Jassy will also have to prove that he is capable of running more than just AWS, which is a critical part of Amazon, but out of scope for the entire company.

“They are digital commerce, they are grocery stores, they are truck drivers, they are in shipping, storage and manufacturing. They have many people in their ecosystem, many manual workers, they were the biggest employer in the pandemic. There’s a lot going on, ”said Daniel Newman, principal analyst at Futurum Research.

“Andy was literally making a prototype of his ability to lead Amazon, through his work at AWS,” added Neman.

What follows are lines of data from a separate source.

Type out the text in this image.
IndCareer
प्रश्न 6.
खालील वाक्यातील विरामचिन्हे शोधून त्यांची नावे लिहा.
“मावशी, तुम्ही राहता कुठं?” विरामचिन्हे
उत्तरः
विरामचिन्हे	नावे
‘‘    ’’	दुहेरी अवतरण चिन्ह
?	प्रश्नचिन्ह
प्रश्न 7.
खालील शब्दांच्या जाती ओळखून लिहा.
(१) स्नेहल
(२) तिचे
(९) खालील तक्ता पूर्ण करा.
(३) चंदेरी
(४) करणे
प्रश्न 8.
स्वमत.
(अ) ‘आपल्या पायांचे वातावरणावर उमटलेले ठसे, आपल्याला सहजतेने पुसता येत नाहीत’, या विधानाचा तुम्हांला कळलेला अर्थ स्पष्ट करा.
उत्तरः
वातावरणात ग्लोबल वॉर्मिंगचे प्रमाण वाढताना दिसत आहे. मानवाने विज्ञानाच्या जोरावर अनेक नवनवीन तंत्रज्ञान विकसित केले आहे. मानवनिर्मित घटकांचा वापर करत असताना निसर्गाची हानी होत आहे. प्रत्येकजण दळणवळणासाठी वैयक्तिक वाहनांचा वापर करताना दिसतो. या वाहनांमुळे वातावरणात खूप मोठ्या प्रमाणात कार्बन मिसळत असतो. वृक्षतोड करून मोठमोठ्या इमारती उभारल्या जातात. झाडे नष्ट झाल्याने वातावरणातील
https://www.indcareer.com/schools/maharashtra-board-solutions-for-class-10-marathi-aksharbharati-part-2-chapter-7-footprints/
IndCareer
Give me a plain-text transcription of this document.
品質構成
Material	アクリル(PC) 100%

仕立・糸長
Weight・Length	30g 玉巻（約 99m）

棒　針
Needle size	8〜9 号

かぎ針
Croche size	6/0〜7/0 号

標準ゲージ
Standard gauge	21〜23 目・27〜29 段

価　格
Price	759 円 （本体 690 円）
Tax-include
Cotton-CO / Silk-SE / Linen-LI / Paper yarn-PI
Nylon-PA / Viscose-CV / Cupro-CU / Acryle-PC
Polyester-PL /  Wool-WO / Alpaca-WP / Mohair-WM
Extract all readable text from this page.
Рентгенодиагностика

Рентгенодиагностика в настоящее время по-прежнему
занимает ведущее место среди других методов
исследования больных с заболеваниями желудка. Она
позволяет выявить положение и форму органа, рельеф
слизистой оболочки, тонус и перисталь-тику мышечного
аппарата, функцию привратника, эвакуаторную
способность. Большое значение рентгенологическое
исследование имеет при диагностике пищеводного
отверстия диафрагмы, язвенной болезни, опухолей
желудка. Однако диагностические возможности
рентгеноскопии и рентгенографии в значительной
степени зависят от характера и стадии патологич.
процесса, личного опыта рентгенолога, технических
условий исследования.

AWS CEO Andy Jassy speaks during the AWS re: Invent 2019 conference in Las Vegas.

Associated Press

One puzzle that Jassy may face while in the CEO chair later this year is the biggest question about AWS: will it remain part of Amazon? Jassy worked at AWS from the beginning and has been its most expressive proponent, so it seems unlikely that he will decide to separate her from the company he now runs.

Scott Galloway, a professor at the Stern School of Business at New York University, predicted in a recent book that Amazon could break up the deal, possibly to prevent any antitrust actions the government might take with Big Tech in the next year or so. On Twitter, Galloway was asked on Tuesday about his prediction, and said that Jassy’s promotion probably reduces the chances of that happening, while highlighting Bezos’ achievements.

“I think [a potential AWS spinoff] it’s one of the problems that Andy will have to deal with in some way, ”said Anderson, from Gartner. “This has been one of those things that has been growing over time. There are good arguments for doing both. They operate as quite independent organizations now. “

Bezos will certainly have a say in that decision, just as Gates had a say in running Microsoft until last year. It may seem unthinkable for investors to imagine Amazon without the visionary Bezos, but he could remain CEO for years, even decades, as Gates proved.

Investors should expect Jassy to be more like Microsoft’s current chief executive, Satya Nadella, than Gates’ immediate successor, Steve Ballmer, who struggled to move Microsoft into the mobile era. While Jassy tries to maneuver Amazon into its next era, Bezos will still be around to ensure it will succeed.